RocksDB is not an SQL database (although MyRocks combines RocksDB with MySQL). Like other NoSQL and dbm stores, it has no relational data model, and it does not support SQL queries. Also, it has no direct support for secondary indexes, however a user may build their own internally using Column Families or externally. Applications use RocksDB as a library, as it provides no server or command-line interface.
History
RocksDB was created at Facebook by Dhruba Borthakur[27][28] in April 2012, as a fork of LevelDB with the initial stated goal of improving performance for server workloads.[29][30]
Integration
As an embeddable database, RocksDB can be used as a storage engine within a larger database management system (DBMS). For example, Rockset uses RocksDB[31] mostly for analytical data processing.
Alternative backend
The following projects have been started to replace or offer alternative storage engines for already-established database systems with RocksDB:
ArangoDB
ArangoDB has added RocksDB to its previous storage engine ("mmfiles").[32] RocksDB is be the default storage engine since ArangoDB 3.4.[33]
Cassandra
Cassandra on RocksDB can improve the performance of Apache Cassandra significantly (3–4 times faster in general, 100 times faster in some use-cases).[citation needed] The Instagram team at Facebook developed and open-sourced their code, along with benchmarks of their performance results.[34]
MariaDB
MariaDB can use the MyRocks storage engine (which is forked from RocksDB) since MariaDB 10.2.5 (Alpha status) [35] and stable since MariaDB 10.2.16 in 2018.[36]
MongoDB
The MongoRocks project provides a storage module for MongoDB where the storage engine is RocksDB.[37][38][39]

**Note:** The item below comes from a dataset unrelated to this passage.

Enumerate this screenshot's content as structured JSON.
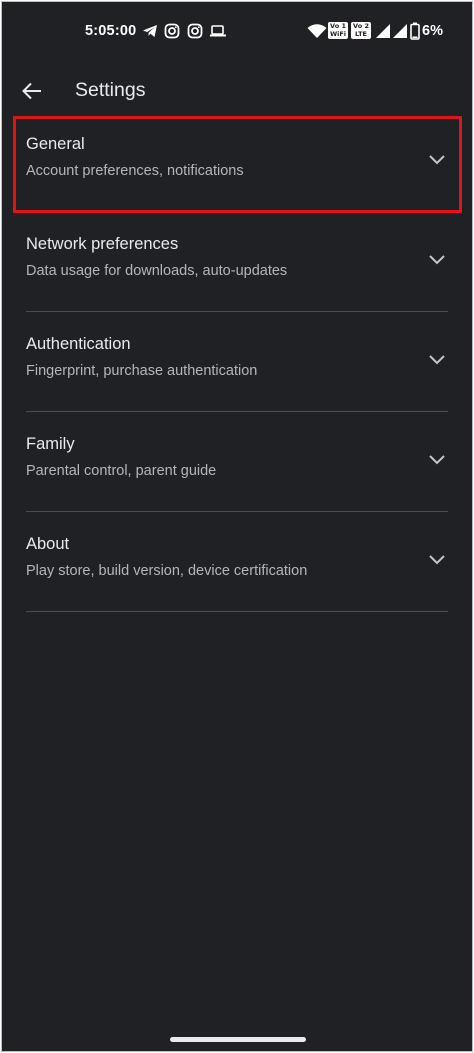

A related program is Rocks Strata, a tool written in Go, which allows managing incremental backups of MongoDB when RocksDB is used as the storage engine.[40]
MySQL
The MyRocks project created a new RocksDB-based storage engine for MySQL.[41][42] In-depth details about MyRocks were presented at Percona Live 2016.[43]

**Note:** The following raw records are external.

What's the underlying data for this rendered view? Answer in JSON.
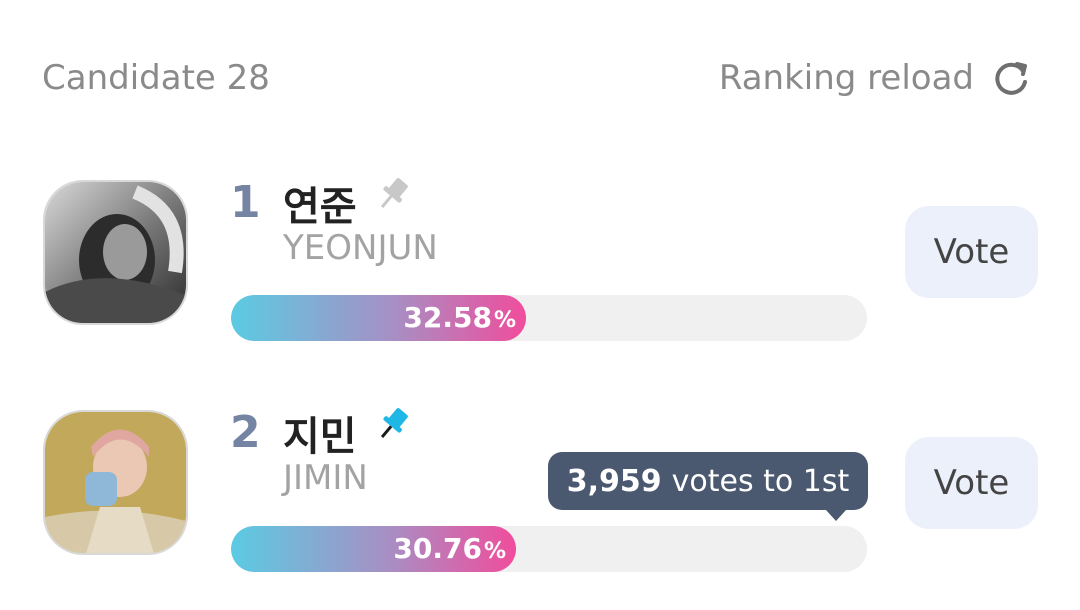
{
  "header": {
    "candidate_label": "Candidate 28",
    "reload_label": "Ranking reload",
    "reload_icon": "refresh-icon"
  },
  "candidates": [
    {
      "rank": "1",
      "name_ko": "연준",
      "name_en": "YEONJUN",
      "percent": "32.58",
      "percent_unit": "%",
      "percent_value": 32.58,
      "pinned": false,
      "vote_label": "Vote"
    },
    {
      "rank": "2",
      "name_ko": "지민",
      "name_en": "JIMIN",
      "percent": "30.76",
      "percent_unit": "%",
      "percent_value": 30.76,
      "pinned": true,
      "vote_label": "Vote"
    }
  ],
  "tooltip": {
    "count": "3,959",
    "text": "votes to 1st"
  },
  "colors": {
    "rank": "#7484a2",
    "pin_inactive": "#c8c8c8",
    "pin_active": "#1fb8e6",
    "bar_start": "#5bcbe3",
    "bar_end": "#f04d9c",
    "vote_button_bg": "#ebf0fb",
    "tooltip_bg": "#4a5870"
  }
}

The UKV[45] project allows users to use RocksDB on par with LevelDB as the underlying key-value store. It represents a shared abstraction for create, read, update and delete (CRUD) operations common to every storage engine. It augments it with structured bindings for several high-level languages, including Python, Java, and Go.
Embedded
The following database systems and applications have chosen to use RocksDB as their embedded storage engine:
Ceph's BlueStore
The Ceph's BlueStore storage layer uses RocksDB for metadata management in OSD devices.[46]
Apache Flink
Apache Flink uses RocksDB to store checkpoints.[47]
FusionDB
FusionDB[48] uses RocksDB as its storage engine for XML, Key/Value, and JSON.[49]